Do you remember writing about summer vacation for the first assignment of the school year? What would you write this year?
I am tallying up a number of gains and losses.
The hardest loss was not being able to see my children who live far away. I also missed attending a family wedding in California. Closer to home, I missed a number of church activities and celebrations. Due to significant risk factors in my family, I have had to remain more isolated while life has returned to near normal for the people around me.
But there have also been gains. All of the isolation has afforded me time to write. It has given me time to research and gain some perspective on this current cultural moment. I have thought and read more deeply about race and history and the sin that so permeates our world.
Being alone with my son who has intellectual disabilities has helped me to appreciate the humor in some of his quirks and obsessions instead of merely being annoyed by them.
My gratitude at being able to live where I do has deepened. Weathering a pandemic is easier when you live far from the city.
I am slowly gaining traction in living on purpose in my new normal instead of hopping between a patchwork of short-term solutions.
Many of us have seen life accelerate crazily during this summer of Covid.

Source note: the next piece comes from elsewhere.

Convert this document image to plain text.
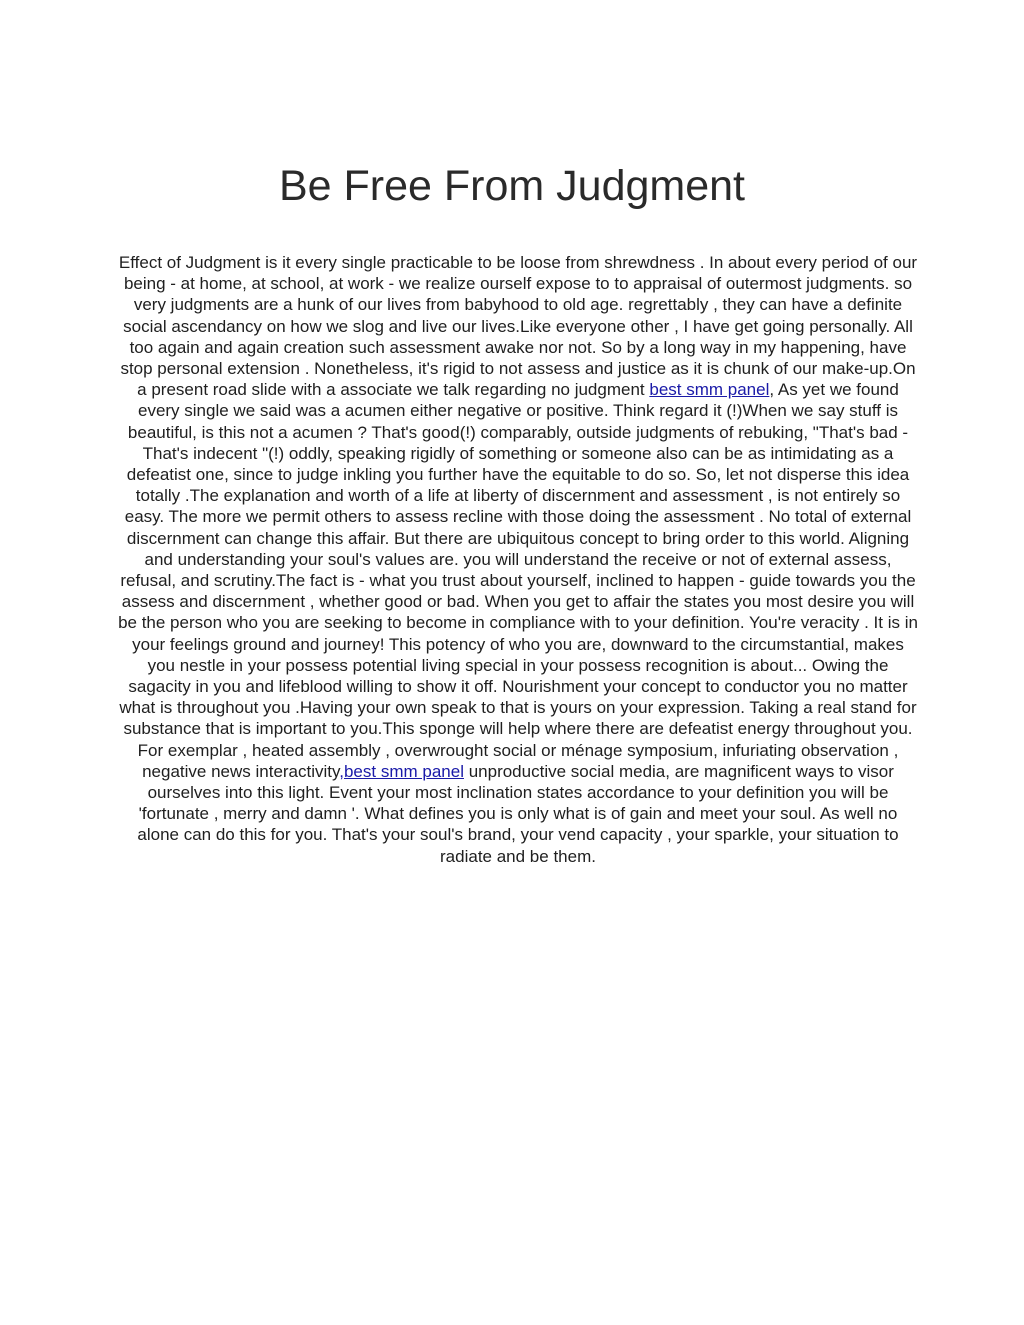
Be Free From Judgment

Effect of Judgment is it every single practicable to be loose from shrewdness . In about every period of our being - at home, at school, at work - we realize ourself expose to to appraisal of outermost judgments. so very judgments are a hunk of our lives from babyhood to old age. regrettably , they can have a definite social ascendancy on how we slog and live our lives.Like everyone other , I have get going personally. All too again and again creation such assessment awake nor not. So by a long way in my happening, have stop personal extension . Nonetheless, it's rigid to not assess and justice as it is chunk of our make-up.On a present road slide with a associate we talk regarding no judgment best smm panel, As yet we found every single we said was a acumen either negative or positive. Think regard it (!)When we say stuff is beautiful, is this not a acumen ? That's good(!) comparably, outside judgments of rebuking, "That's bad - That's indecent "(!) oddly, speaking rigidly of something or someone also can be as intimidating as a defeatist one, since to judge inkling you further have the equitable to do so. So, let not disperse this idea totally .The explanation and worth of a life at liberty of discernment and assessment , is not entirely so easy. The more we permit others to assess recline with those doing the assessment . No total of external discernment can change this affair. But there are ubiquitous concept to bring order to this world. Aligning and understanding your soul's values are. you will understand the receive or not of external assess, refusal, and scrutiny.The fact is - what you trust about yourself, inclined to happen - guide towards you the assess and discernment , whether good or bad. When you get to affair the states you most desire you will be the person who you are seeking to become in compliance with to your definition. You're veracity . It is in your feelings ground and journey! This potency of who you are, downward to the circumstantial, makes you nestle in your possess potential living special in your possess recognition is about... Owing the sagacity in you and lifeblood willing to show it off. Nourishment your concept to conductor you no matter what is throughout you .Having your own speak to that is yours on your expression. Taking a real stand for substance that is important to you.This sponge will help where there are defeatist energy throughout you. For exemplar , heated assembly , overwrought social or ménage symposium, infuriating observation , negative news interactivity,best smm panel unproductive social media, are magnificent ways to visor ourselves into this light. Event your most inclination states accordance to your definition you will be 'fortunate , merry and damn '. What defines you is only what is of gain and meet your soul. As well no alone can do this for you. That's your soul's brand, your vend capacity , your sparkle, your situation to radiate and be them.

Like a twisty mountain road we have found ourselves first traveling in one direction, and then another, wondering how many more times we must spin the wheel before we arrive at our destination.
Others of us have seen life slow to a crawl while we wait for “normal” to resume, an objective that, like a mirage, keeps moving farther and farther away, always just out of reach.
But we were made for more than pinning our hopes on some mysterious “new normal” that will gather our angst and pain and confusion into a tidy parcel for us to tuck in the back closet of our memories.
We were created, instead, for life: to grieve and rejoice, to bear hard things and celebrate the sunshine, to love deeply and live for a higher purpose. “I have come that they may have life,” Jesus said, “and life abundant.” He wasn’t talking about an easy life; He meant a life that means something, a life that is filled with purpose no matter our circumstances.
A generous life is a meaningful life.
A grateful life is an abundant life.
This time of Covid isn’t an interruption to our lives; it is instead a vital part of our story on this earth. We can mourn our losses and also look for ways to leverage this season for gain.
I confess, though, that I find myself wasting time, waiting for something to happen instead of making something happen. The weight of the world’s troubles presses on my spirit and saps my strength. Do you feel it too? Even so, I am convinced that every discouragement, every setback, holds value.
Jesus told a story about a man who found a treasure hidden in a field, and for the joy of his discovery, purchased the field in order to gain the treasure buried out of sight.
The most valuable treasure is often hidden in dark and dirty places.
I am working to find the treasure hidden in these dark times. If we determine to live – truly live – embracing the life we have instead of wasting our days waiting for something different, then we will, indeed, find treasure. Even better is determining to create treasure from the scraps of our disappointments.
In Proverbs it says, “By wisdom a house is built, and through understanding it is established; through knowledge its rooms are filled with rare and beautiful treasures.”
This time next year, may we all be able to say that what we did during this, the strangest of all summers (and years) was holy and good and nourished the souls of others. May we be treasure-seekers, bringing goodness and hope to bear on this season of darkness, filling the rooms of our souls with things rare and beautiful and sharing those riches with those who are still stumbling their way toward hope.